たとえば『ハムレット』の登場人物・心を病み川で溺死した少女オフィーリアは、その美しくも狂気じみた死に様が好まれ、あらゆる画家がこぞって描きました。『ロミオとジュリエット』の若いカップルが行き違いゆえに自殺してしまうという結末も、衝撃的ではあるものの、愛ゆえに訪れる悲劇の死が美しくもあります。このドラマこそが、ロマン派の芸術家たちの想像力をかきたてたのでしょう。
チャイコフスキーは『ロミオとジュリエット』の作品性についてこのように語っています。
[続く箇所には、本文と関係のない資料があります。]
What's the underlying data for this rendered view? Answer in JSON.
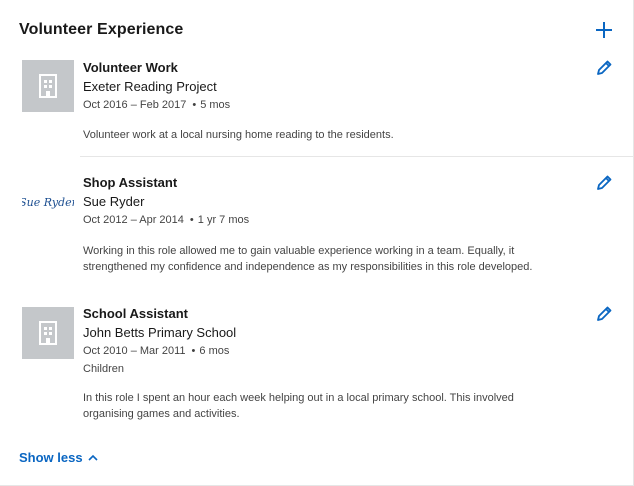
{
  "section": {
    "title": "Volunteer Experience",
    "add_icon": "plus-icon"
  },
  "entries": [
    {
      "title": "Volunteer Work",
      "organization": "Exeter Reading Project",
      "date_range": "Oct 2016 – Feb 2017",
      "duration": "5 mos",
      "cause": "",
      "description": "Volunteer work at a local nursing home reading to the residents.",
      "logo_icon": "building-icon",
      "edit_icon": "pencil-icon"
    },
    {
      "title": "Shop Assistant",
      "organization": "Sue Ryder",
      "date_range": "Oct 2012 – Apr 2014",
      "duration": "1 yr 7 mos",
      "cause": "",
      "description_line1": "Working in this role allowed me to gain valuable experience working in a team. Equally, it",
      "description_line2": "strengthened my confidence and independence as my responsibilities in this role developed.",
      "logo_text": "Sue Ryder",
      "edit_icon": "pencil-icon"
    },
    {
      "title": "School Assistant",
      "organization": "John Betts Primary School",
      "date_range": "Oct 2010 – Mar 2011",
      "duration": "6 mos",
      "cause": "Children",
      "description_line1": "In this role I spent an hour each week helping out in a local primary school. This involved",
      "description_line2": "organising games and activities.",
      "logo_icon": "building-icon",
      "edit_icon": "pencil-icon"
    }
  ],
  "footer": {
    "show_less_label": "Show less",
    "chevron_icon": "chevron-up-icon"
  },
  "colors": {
    "accent": "#0a66c2",
    "logo_placeholder": "#c4c7ca",
    "sue_ryder_brand": "#1d4f91"
  }
}
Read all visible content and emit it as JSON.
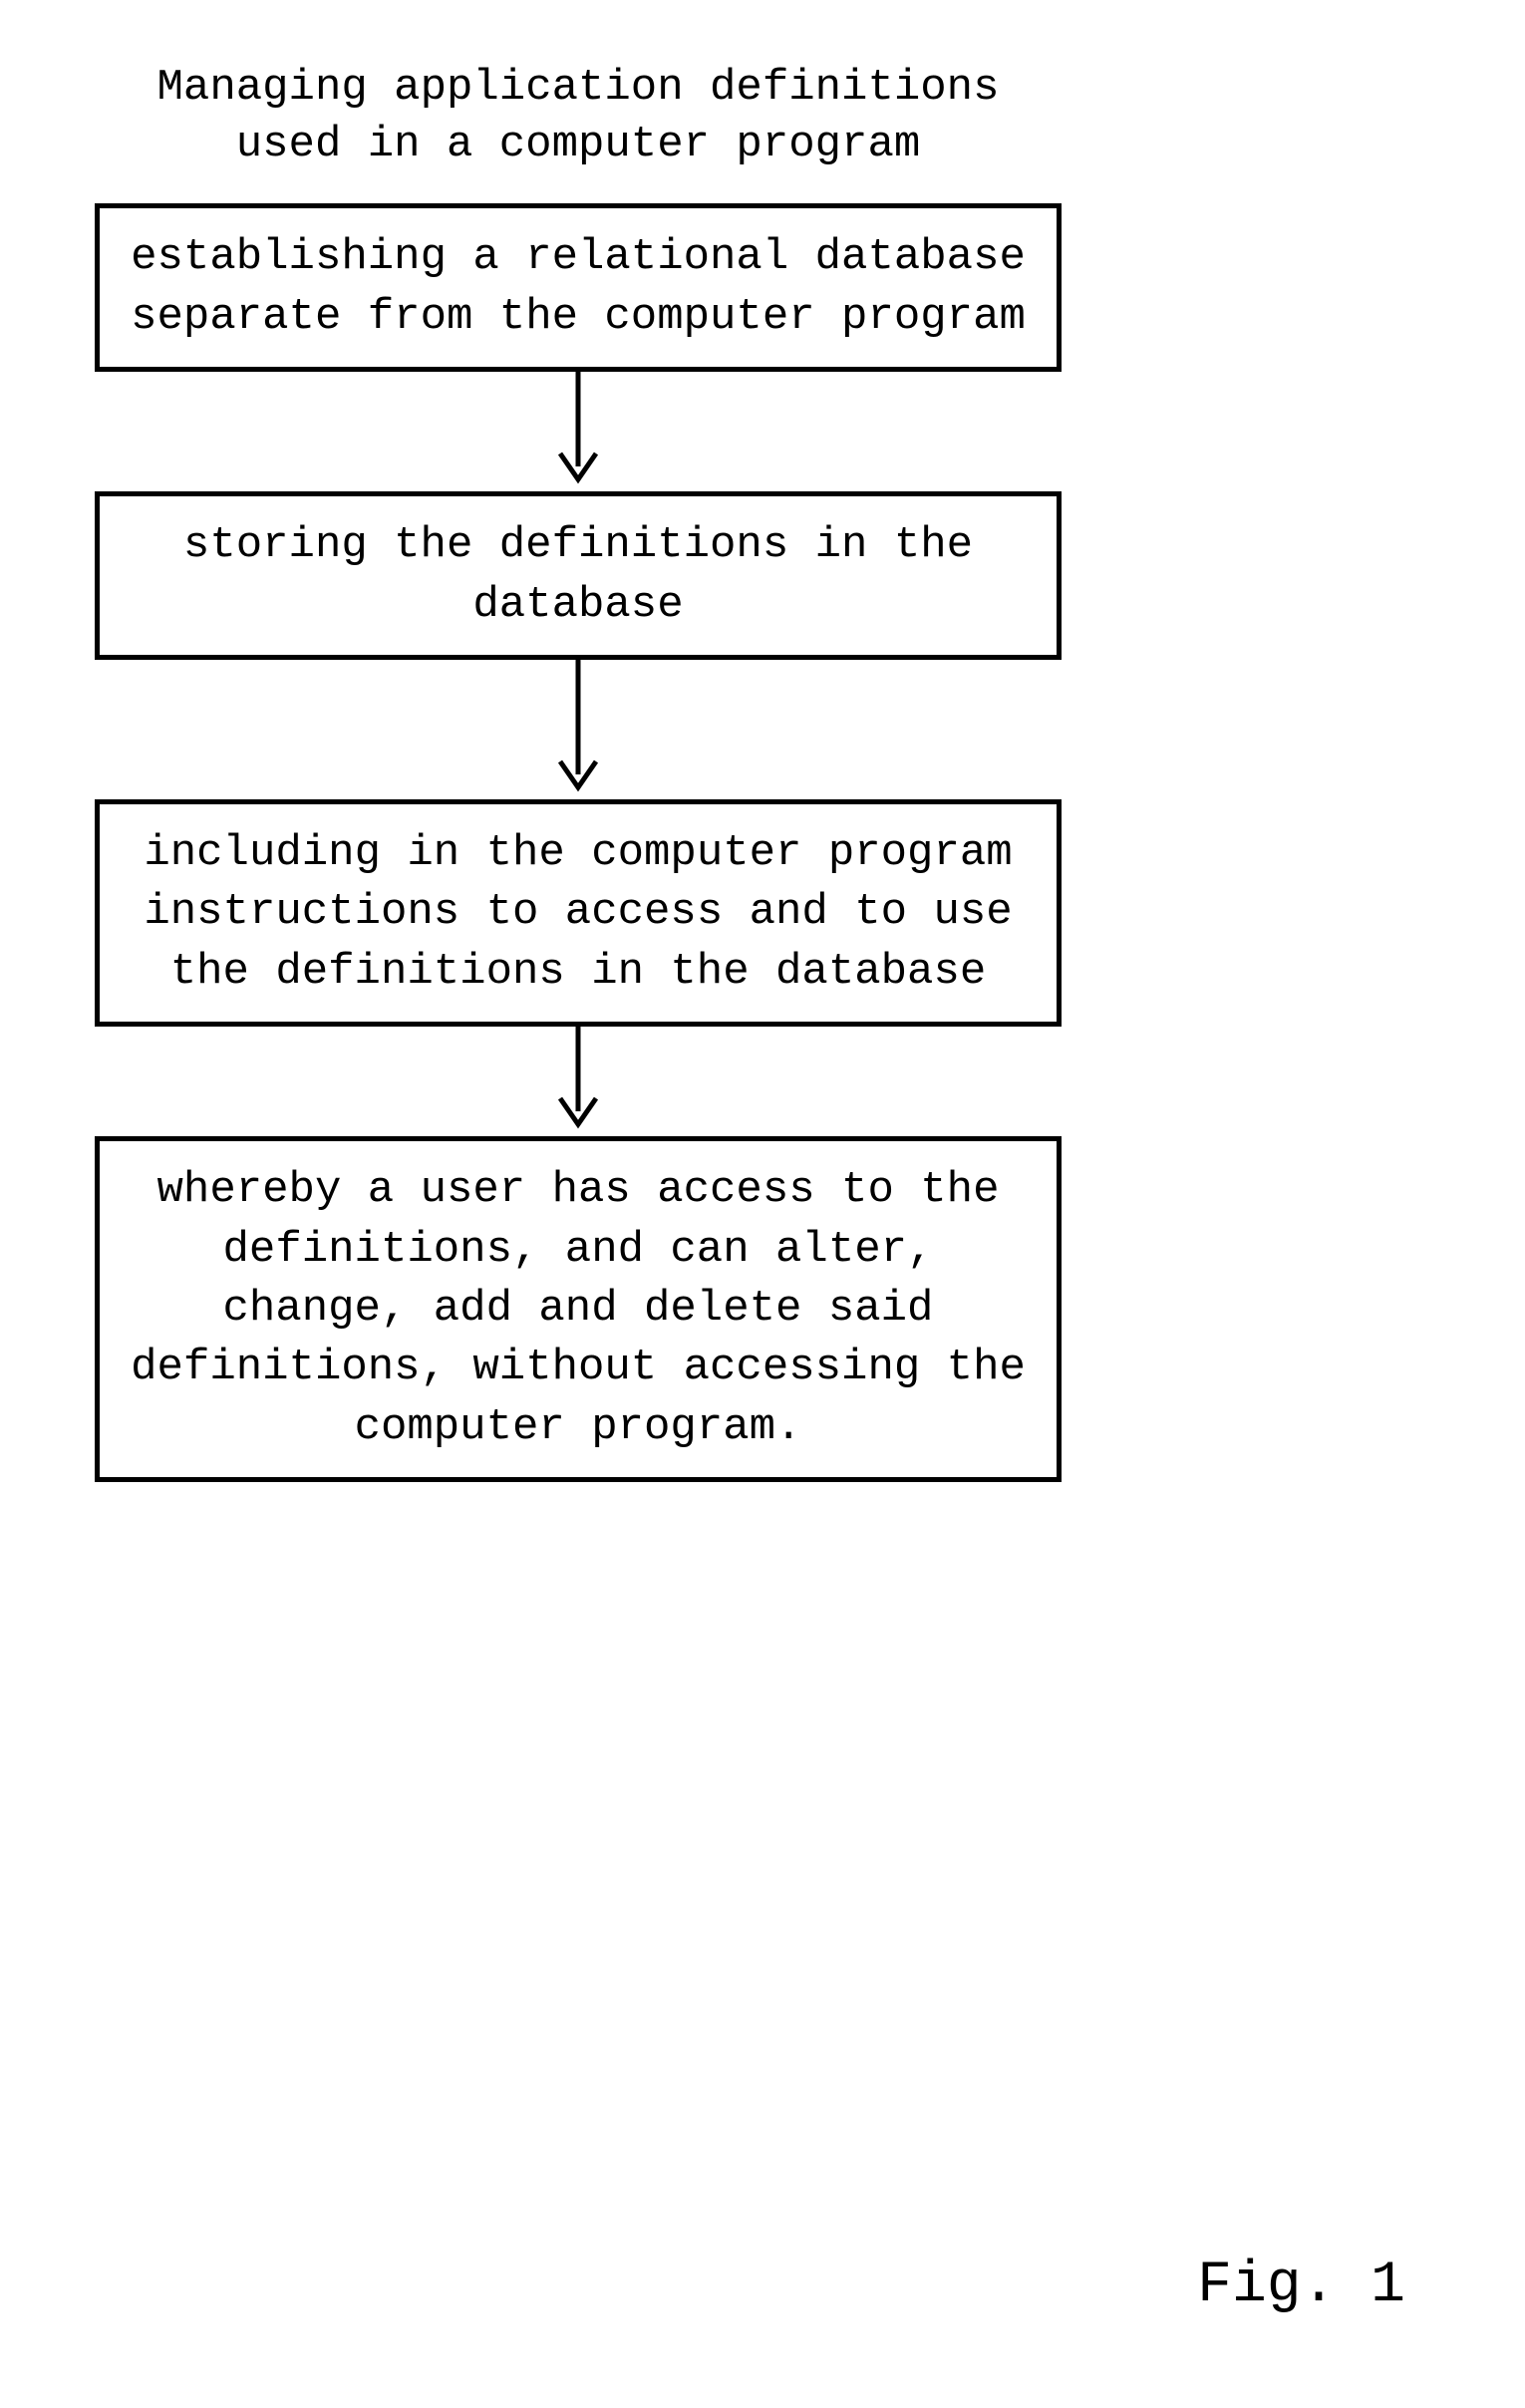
{
  "title_line1": "Managing application definitions",
  "title_line2": "used in a computer program",
  "boxes": [
    "establishing a relational database separate from the computer program",
    "storing the definitions in the database",
    "including in the computer program instructions to access and to use the definitions in the database",
    "whereby a user has access to the definitions, and can alter, change, add and delete said definitions, without accessing the computer program."
  ],
  "figure_label": "Fig. 1"
}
「これほど私の音楽的気質に適したものはあり得ないでしょう。王もいなければ、行進曲もない。一言で言えば、グランド・オペラの通常の付属物は何もないのです。」
1878年5月25日 チャイコフスキーから弟への手紙より
王や行進曲もない、というのは『ロミオとジュリエット』には権力者たちの争いも、伝統的なしきたりも登場しないということです。若い男女がただまっすぐ愛し合うがゆえに死の世界まで追いかけていってしまう、痛ましい恋物語です。
バレエ音楽を書いたプロコフィエフも「叙情的な主題に興味がある」と言い、『ロミオとジュリエット』を題材に選んだそうです。彼らが好んだのは、そこにある「人間ドラマ」だったのではないでしょうか。愛と悲劇の純粋な物語に多くの芸術家が共鳴したはずです。そして、激しすぎるほどのドラマを描くことを得意とした画家ドラクロワとも響き合ったのです。
『ロミオとジュリエット』は、「感性」を基軸にしたロマン派の芸術家たちを魅了し、そして現代でも、さまざまな演出家によって新たな設定と解釈をもって上演され続けています。シェイクスピアが描いた人間たちの姿は何百年たっても、私たちに訴えかけ続けるのです。
絵画と音楽を通して『ロミオとジュリエット』の世界を深く掘り下げてみました。難解に思われるシェイクスピア作品も、実は多様な人間たちのドラマです。ぜひ音楽や絵画とともに楽しんでいただければと思います。